Il Parco Colli Euganei, oltre a disporre già di personale, si è dotato in questi anni di trappole auto scattanti (chiusini) in cui gli animali vengono attirati con un’esca alimentare. Questi mezzi sono immediatamente convertibili per un piano di controllo della fertilità.

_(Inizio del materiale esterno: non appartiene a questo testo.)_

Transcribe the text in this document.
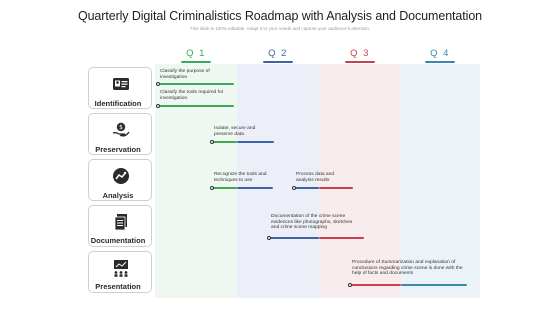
Quarterly Digital Criminalistics Roadmap with Analysis and Documentation
This slide is 100% editable. Adapt it to your needs and capture your audience's attention.
Q 1	Q 2	Q 3	Q 4
Identification
$
Preservation
Analysis
Documentation
Presentation
Classify the purpose of investigation
Classify the tools required for investigation
Isolate, secure and preserve data
Recognize the tools and techniques to use
Process data and analysis results
Documentation of the crime scene evidences like photographs, sketches and crime scene mapping
Procedure of Summarization and explanation of conclusions regarding crime scene is done with the help of facts and documents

Abbiamo visto come sia anche possibile utilizzare dardi e fucili lanciasiringhe a distanza e, nel caso dei Colli Euganei, le specie prese a riferimento (specie target o specie obiettivo) sono i cinghiali e i daini. Non c’è alcun problema, in quanto il GonaCon ha sterilizzato la maggior parte delle femmine di tutte le specie sulle quali è stato impiegato (Fagerstone et al. 2010[13], Kirkpatrick et al. 2011[14]).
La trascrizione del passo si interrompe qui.